Я переворачиваю коробку. На ней указан XL. От комментариев воздерживаюсь и беру следующую.

— Размер тот же, но более толстая стенка. Ладно. Как нужно определять, когда более тонкими, а когда такими?

Заглядываю внутрь. Должно быть двенадцать штук. Имеется восемь.

— Определять не нужно. Они используются для анального секса, — терпеливо объясняет мужчина.

— О…, - я поспешно забрасываю коробку в пакет.

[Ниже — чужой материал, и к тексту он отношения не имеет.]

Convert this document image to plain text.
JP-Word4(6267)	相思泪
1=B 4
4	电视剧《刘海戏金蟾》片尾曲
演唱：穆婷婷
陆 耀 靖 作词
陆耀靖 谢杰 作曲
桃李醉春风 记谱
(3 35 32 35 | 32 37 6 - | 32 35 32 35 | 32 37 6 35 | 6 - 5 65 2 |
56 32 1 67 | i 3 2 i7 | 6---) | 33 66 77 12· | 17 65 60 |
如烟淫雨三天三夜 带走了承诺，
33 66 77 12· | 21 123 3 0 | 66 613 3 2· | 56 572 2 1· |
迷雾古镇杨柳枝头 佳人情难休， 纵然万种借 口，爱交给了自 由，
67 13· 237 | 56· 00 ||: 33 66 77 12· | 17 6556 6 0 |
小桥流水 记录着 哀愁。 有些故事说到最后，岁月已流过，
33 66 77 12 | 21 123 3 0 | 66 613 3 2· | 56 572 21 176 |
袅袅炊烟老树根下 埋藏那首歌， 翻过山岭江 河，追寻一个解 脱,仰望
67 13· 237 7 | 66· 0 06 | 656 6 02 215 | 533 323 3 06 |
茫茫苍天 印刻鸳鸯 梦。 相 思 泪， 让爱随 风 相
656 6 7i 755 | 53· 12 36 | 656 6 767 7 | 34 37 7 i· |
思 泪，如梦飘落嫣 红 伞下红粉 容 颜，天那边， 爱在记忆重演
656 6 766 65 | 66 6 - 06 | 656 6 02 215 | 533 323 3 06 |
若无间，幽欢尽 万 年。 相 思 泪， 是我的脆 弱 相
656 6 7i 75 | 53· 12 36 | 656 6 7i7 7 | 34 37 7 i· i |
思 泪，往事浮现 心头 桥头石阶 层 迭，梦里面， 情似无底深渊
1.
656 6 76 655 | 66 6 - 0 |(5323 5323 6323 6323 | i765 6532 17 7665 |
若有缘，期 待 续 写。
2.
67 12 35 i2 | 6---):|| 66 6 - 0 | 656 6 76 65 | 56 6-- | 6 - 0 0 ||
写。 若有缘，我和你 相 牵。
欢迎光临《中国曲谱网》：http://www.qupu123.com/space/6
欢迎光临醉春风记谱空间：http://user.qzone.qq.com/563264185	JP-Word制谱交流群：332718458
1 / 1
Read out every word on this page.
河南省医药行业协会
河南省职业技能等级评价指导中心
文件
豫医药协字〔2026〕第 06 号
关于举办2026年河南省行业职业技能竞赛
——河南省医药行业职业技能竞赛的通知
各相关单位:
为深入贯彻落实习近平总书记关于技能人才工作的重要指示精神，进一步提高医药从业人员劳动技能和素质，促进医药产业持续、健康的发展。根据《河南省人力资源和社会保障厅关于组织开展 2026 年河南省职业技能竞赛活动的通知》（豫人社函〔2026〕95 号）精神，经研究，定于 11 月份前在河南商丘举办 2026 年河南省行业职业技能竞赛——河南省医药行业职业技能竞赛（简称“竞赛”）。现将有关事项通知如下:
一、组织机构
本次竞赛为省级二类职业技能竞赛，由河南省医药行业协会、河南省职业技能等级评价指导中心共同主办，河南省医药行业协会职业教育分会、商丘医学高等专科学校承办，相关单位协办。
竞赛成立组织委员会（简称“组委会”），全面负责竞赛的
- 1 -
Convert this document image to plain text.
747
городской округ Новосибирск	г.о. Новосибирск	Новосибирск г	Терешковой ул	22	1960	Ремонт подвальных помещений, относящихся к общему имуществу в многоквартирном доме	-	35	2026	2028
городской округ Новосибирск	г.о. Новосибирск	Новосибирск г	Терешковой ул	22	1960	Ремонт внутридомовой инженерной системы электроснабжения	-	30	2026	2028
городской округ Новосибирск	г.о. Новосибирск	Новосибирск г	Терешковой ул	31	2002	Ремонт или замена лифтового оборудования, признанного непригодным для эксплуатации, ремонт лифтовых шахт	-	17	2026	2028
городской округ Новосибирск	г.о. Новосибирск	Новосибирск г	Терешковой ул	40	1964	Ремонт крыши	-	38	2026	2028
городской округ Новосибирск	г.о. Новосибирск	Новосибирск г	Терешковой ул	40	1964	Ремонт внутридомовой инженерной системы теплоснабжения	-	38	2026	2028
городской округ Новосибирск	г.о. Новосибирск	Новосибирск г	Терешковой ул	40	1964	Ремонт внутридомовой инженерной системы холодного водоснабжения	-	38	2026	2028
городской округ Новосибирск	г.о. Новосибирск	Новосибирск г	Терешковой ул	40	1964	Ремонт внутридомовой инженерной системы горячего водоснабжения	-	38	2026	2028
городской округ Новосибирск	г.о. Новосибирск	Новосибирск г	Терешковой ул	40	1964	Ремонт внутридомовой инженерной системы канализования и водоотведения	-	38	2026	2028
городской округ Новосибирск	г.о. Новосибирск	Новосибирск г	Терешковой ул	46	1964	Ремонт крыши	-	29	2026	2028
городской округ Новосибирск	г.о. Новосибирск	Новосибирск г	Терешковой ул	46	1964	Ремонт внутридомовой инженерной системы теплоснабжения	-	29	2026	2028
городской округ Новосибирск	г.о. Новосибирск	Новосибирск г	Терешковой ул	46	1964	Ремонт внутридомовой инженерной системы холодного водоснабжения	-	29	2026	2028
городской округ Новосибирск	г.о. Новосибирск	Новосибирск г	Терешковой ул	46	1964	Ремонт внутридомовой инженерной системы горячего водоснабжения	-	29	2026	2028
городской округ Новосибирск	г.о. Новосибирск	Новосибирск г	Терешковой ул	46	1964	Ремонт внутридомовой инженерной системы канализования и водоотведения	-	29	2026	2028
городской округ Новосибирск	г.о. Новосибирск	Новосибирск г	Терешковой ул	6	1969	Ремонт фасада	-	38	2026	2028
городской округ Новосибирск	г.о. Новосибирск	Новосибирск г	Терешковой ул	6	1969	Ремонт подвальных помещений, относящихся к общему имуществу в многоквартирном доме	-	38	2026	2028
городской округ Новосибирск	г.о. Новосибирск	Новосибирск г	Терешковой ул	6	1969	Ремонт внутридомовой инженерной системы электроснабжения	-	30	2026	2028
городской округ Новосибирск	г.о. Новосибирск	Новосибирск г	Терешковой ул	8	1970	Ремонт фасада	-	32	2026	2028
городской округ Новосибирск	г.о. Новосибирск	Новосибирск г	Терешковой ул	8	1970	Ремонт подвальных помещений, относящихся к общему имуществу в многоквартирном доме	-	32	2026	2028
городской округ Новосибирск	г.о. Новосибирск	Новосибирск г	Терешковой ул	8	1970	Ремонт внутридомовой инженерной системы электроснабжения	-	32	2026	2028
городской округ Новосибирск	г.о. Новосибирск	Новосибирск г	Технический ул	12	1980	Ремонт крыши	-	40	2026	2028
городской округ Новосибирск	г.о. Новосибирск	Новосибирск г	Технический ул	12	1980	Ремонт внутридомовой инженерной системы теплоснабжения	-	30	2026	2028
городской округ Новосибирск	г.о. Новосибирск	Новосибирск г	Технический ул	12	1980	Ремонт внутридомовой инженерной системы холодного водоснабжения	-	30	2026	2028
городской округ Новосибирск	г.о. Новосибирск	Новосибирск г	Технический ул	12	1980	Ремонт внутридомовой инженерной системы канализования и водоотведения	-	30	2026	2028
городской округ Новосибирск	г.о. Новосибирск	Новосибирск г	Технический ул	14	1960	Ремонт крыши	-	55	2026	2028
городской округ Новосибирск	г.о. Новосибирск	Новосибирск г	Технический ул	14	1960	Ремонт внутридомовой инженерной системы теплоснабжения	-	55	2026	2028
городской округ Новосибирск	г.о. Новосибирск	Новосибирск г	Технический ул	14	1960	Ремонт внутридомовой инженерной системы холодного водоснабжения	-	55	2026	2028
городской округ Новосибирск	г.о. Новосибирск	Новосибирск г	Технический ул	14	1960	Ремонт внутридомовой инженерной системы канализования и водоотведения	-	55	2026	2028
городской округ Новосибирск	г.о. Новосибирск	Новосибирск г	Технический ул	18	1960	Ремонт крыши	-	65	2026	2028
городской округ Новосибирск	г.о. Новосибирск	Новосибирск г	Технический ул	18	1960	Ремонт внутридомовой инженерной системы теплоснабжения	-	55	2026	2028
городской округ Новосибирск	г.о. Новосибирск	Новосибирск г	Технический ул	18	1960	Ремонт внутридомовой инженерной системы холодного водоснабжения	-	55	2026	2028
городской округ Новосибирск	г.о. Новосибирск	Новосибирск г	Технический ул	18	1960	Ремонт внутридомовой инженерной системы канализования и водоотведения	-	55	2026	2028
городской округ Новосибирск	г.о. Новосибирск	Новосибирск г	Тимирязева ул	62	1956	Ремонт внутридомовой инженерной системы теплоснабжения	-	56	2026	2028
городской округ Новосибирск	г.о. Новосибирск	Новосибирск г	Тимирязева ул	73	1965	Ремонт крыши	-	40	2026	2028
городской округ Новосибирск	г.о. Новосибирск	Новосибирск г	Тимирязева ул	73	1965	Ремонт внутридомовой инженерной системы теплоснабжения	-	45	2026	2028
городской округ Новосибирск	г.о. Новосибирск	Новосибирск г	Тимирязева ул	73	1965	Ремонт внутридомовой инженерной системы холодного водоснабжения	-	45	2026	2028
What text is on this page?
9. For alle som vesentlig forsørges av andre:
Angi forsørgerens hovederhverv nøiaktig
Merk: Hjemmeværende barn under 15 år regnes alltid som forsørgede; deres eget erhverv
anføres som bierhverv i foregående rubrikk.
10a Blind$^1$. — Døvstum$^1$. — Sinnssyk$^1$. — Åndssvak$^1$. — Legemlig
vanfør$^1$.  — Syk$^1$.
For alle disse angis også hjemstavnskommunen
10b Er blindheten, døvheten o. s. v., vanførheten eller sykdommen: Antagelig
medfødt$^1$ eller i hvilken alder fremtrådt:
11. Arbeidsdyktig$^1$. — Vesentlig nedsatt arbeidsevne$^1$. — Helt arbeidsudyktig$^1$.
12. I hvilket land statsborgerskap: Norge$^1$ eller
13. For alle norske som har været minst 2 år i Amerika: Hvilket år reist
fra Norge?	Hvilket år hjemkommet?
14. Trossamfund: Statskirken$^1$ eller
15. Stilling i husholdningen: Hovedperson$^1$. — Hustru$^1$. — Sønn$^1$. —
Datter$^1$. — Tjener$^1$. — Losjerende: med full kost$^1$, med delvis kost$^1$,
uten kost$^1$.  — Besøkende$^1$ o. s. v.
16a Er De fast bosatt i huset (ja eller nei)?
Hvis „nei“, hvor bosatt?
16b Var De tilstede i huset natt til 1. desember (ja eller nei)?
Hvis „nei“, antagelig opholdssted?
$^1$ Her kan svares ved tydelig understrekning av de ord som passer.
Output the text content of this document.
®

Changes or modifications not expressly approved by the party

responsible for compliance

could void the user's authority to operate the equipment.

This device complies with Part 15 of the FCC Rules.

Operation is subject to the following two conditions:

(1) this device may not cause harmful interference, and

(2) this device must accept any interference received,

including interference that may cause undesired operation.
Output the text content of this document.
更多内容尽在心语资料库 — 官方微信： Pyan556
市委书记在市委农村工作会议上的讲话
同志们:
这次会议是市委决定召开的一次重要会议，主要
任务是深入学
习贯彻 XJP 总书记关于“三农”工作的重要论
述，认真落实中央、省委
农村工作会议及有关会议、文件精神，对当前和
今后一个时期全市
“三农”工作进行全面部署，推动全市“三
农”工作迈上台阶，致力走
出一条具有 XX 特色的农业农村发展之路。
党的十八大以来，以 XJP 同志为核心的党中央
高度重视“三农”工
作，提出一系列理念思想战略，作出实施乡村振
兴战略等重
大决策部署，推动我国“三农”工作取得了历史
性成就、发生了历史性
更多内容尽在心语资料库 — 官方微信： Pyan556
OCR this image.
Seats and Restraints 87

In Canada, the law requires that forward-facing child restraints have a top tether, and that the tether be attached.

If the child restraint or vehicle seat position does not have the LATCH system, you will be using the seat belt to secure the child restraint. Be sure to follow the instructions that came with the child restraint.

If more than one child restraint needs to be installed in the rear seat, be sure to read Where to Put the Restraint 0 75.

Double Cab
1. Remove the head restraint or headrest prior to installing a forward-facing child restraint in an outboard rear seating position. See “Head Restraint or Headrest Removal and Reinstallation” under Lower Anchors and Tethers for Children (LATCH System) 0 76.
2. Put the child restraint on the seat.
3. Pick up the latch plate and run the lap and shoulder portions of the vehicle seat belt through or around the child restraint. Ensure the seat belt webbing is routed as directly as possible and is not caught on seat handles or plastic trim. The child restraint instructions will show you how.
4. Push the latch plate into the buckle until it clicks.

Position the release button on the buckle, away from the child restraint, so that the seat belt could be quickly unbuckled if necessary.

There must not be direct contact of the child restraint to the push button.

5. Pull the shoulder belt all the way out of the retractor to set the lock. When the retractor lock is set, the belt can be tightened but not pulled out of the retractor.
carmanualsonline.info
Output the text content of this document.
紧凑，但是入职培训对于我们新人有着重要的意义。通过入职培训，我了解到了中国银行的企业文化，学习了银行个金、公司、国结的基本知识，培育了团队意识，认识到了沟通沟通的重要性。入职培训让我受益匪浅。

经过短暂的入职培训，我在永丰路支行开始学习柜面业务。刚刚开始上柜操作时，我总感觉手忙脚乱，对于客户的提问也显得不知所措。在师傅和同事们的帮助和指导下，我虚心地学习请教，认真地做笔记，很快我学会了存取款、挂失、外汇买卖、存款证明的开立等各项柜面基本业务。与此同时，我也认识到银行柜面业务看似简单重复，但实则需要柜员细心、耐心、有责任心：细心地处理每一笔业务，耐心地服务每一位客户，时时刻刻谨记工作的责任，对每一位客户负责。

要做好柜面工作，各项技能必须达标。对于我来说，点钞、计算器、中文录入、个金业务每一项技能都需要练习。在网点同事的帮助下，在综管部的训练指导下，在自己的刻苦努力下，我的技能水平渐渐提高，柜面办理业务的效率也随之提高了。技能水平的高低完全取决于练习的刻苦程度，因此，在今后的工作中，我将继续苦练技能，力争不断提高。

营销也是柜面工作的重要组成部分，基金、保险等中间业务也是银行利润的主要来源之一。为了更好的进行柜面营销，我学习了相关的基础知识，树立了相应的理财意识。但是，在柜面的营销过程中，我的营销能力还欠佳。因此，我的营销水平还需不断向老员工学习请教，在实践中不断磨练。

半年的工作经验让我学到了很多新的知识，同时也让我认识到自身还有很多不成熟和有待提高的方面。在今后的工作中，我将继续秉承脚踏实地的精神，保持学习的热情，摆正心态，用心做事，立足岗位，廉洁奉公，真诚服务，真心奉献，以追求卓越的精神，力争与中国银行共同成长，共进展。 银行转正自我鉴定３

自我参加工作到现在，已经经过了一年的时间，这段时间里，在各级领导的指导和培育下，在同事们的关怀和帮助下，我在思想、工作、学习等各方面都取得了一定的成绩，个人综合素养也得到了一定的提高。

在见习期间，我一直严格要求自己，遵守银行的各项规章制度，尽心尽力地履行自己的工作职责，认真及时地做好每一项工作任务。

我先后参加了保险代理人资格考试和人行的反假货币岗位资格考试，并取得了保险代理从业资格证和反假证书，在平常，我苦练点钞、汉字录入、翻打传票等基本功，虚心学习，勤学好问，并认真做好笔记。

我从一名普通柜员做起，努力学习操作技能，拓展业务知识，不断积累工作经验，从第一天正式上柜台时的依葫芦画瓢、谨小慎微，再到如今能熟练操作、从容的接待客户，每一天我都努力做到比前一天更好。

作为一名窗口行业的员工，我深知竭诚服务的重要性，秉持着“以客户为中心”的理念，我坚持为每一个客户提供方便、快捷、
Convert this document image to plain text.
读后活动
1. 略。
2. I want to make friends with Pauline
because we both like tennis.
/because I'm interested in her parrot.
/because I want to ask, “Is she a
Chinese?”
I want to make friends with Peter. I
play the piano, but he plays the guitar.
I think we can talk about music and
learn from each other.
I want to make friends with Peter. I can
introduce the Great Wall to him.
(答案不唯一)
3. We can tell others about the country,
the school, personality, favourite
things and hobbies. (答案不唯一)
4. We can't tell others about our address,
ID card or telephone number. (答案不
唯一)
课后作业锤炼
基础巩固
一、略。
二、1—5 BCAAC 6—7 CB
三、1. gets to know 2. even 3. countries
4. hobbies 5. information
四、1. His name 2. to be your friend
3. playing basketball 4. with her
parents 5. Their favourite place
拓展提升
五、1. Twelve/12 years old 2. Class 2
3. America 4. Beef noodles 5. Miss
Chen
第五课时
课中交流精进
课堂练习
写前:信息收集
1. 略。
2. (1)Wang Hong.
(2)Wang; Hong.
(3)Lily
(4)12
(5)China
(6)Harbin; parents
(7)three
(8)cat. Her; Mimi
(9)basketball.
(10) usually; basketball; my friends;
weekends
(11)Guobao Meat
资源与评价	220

Но срабатывает привычка думать не про себя, а вслух. — С таким размером, да ещё туда…

— Ну, не одним же маломерным сантехникам хочется, — обижается Кирилл.

— Не княжеское это дело, по попам, — не могу не смолчать я.

— Даже спрашивать не стоит, было ли это у тебя, — не остаётся в долгу Воронцов.

— Не стоит. Не было! — и пока он не предложил свои дружеские услуги, поспешно добавляю. — И не хочется.

— Облом. Я уже по-дружески…

— Спасибо. Не нужно. Не воспользуюсь. Даже с княжеского плеча, вернее, не плеча, а…

Мужчина ржёт, а я стоически беру в руки последнюю упаковку.

— Размер тот же. Клубничные, — заглядываю внутрь. Вместо двенадцати — шесть штук.

— Для орального секса, — елейным голосом подсказывает Кирилл. — Рассказать, как им занимаются?

— Не надо, не такая же я тёмная! Но использовать защиту! У тебя, что — аллергия на слюну? Или княжеский… гм… жезл не сунут куда попало?

— Конечно, ты хочешь услышать последнее, — хмыкает мужчина. — Если отбросить шутки в сторону, то при таком виде вполне реально заразиться всем тем, что и при стандартном сексе. Мне кажется, что процентов девяносто людей этого почему-то не знают. Я не настаиваю, если женщина против. Я вообще ни на чём не настаиваю в сексе. Не хочу казаться мудаком, но с безопасностью в интимном плане я никогда не шучу. И думаю не только о себе, но и о следующей партнёрше. Как минимум. Некоторые инфекции, ты и сама это знаешь, не имеют симптомов годами.

Я уже достаточно хорошо знаю этого мужчину, чтобы уловить за стандартными фразами скрытую горечь.

— У тебя что-то случилось? Что-то личное?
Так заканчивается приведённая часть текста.